Yarnold returned to competition for the 2016/17 season, yet failed to achieve any meaningful results in the lead-up to PyeongChang, aside from top-three finishes in World Cup events in Lake Placid in December 2016 and November 2017.
Team GB’s flagbearer once more at the Opening Ceremony of the XXIII Olympic Winter Games, Yarnold arrived at the Alpensia Sliding Centre hampered by a lung infection. Although fastest in the competition’s opening run, leading by 0.08 seconds over Lölling and 0.15 over Flock, she later said that she had come close to withdrawing. “My chest infection was stopping me from breathing. I just tried to get the second run down and then fight another day.”
The British slider could only manage the ninth-fastest time in that second run, and slipped to third in the standings, a tenth of a second behind the leader Lölling. “If it wasn’t for my physio Louise Turner telling me to go down again, I’m not sure I would be here,” recalled Yarnold. “I was dizzy, I couldn’t breathe. I have no idea what happened. I’ve been ill for a week.
The Briton moved back into contention on the third run, ending it just 0.02 seconds behind new competition leader Flock, and then pounced for the gold on the fourth and final run.

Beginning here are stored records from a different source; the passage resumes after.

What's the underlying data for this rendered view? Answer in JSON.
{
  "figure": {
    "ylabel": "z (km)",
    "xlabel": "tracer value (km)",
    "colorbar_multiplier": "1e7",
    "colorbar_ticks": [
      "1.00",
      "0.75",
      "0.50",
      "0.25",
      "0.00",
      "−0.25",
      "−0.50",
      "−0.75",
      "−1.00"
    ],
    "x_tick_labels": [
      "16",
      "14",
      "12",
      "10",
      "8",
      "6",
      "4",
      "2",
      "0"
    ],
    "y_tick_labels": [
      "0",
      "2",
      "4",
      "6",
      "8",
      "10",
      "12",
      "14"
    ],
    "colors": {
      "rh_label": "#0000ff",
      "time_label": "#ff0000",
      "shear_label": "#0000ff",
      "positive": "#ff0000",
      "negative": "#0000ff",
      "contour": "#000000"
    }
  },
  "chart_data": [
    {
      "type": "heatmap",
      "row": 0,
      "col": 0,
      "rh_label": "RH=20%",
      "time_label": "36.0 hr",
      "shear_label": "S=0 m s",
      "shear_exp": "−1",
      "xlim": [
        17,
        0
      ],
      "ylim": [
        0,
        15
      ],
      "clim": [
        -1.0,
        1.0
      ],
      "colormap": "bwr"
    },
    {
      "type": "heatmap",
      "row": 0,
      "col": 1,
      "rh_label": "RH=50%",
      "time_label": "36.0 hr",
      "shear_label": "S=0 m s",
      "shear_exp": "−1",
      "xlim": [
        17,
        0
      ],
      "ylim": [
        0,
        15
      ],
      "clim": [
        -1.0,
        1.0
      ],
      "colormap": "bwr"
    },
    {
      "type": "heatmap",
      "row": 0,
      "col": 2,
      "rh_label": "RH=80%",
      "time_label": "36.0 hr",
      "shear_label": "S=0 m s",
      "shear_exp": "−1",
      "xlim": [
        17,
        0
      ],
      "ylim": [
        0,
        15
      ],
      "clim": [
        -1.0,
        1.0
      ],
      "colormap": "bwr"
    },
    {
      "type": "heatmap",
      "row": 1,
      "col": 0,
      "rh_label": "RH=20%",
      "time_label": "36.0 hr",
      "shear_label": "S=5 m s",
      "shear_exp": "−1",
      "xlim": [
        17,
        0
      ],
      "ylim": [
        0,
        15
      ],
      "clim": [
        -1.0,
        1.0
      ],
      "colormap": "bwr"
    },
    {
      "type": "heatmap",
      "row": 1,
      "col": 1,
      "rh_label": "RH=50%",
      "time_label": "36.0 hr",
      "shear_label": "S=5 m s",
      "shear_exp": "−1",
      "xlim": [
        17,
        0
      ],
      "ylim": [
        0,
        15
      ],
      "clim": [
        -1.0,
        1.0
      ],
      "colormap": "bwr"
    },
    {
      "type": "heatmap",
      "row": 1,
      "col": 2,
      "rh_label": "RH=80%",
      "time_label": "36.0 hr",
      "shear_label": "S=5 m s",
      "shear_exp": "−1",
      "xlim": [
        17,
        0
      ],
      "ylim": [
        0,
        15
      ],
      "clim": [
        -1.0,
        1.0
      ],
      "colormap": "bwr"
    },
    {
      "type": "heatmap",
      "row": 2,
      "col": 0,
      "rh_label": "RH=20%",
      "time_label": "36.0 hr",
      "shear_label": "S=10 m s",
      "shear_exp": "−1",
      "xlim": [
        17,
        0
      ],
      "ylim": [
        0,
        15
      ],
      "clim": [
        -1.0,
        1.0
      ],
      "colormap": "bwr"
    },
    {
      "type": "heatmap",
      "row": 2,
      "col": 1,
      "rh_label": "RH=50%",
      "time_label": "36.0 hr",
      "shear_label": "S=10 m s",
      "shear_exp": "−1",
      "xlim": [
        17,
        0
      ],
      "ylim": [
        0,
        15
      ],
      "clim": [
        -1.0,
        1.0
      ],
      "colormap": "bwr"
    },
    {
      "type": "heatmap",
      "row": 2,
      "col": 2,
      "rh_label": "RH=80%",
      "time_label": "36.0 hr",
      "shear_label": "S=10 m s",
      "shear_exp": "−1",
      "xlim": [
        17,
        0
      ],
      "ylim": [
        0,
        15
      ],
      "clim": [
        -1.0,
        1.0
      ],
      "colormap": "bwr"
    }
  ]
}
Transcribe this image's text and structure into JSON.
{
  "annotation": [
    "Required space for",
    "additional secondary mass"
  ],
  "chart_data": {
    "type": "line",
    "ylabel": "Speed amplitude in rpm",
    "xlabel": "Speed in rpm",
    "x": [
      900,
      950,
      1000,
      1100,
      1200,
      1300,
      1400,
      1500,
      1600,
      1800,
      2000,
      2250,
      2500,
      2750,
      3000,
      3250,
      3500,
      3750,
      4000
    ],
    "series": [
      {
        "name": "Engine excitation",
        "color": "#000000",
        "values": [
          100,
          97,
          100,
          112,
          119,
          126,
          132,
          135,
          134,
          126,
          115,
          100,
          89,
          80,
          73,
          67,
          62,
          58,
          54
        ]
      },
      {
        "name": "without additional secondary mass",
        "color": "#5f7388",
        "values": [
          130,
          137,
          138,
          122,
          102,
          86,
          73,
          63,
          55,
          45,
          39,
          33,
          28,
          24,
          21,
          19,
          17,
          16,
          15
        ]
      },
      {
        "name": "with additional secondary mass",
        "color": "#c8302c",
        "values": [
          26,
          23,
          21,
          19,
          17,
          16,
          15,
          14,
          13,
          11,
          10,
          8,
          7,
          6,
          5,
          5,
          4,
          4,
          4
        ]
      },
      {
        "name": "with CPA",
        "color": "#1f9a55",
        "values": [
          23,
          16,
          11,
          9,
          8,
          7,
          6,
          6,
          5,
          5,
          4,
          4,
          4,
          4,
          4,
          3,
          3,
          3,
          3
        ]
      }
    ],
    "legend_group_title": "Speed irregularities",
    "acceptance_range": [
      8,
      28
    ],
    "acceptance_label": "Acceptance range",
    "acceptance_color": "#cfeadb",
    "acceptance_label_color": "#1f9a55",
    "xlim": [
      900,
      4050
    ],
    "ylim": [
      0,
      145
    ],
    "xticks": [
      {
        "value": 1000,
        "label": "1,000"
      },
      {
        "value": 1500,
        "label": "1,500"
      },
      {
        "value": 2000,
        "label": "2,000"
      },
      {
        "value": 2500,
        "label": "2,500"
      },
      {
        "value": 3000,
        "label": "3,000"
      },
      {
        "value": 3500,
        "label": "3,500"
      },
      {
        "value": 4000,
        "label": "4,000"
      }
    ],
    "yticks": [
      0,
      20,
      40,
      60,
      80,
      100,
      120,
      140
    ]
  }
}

In setting a new track record of 51.46 seconds and clocking a top speed of 127.9kmh, Yarnold retained her Olympic title by a comfortable margin of 0.45 seconds from Lölling, with her compatriot Laura Deas claiming the bronze from Flock.
“I resisted the pressure in the fourth run because I’m used to it, I’ve done it hundreds of times: being consistent, repeating performances, believing in myself,” said Yarnold, dubbed by her country’s media as “Great Britain's greatest ever Winter Olympian”, the only one to have retained an Olympic title.
Skeleton’s most decorated Olympian, she celebrated her triumph two months later with an open-top bus tour in her home county of Kent, with thousands of fans turning up to give her a hero’s welcome, many of them youngsters who were no doubt dreaming of one day emulating her.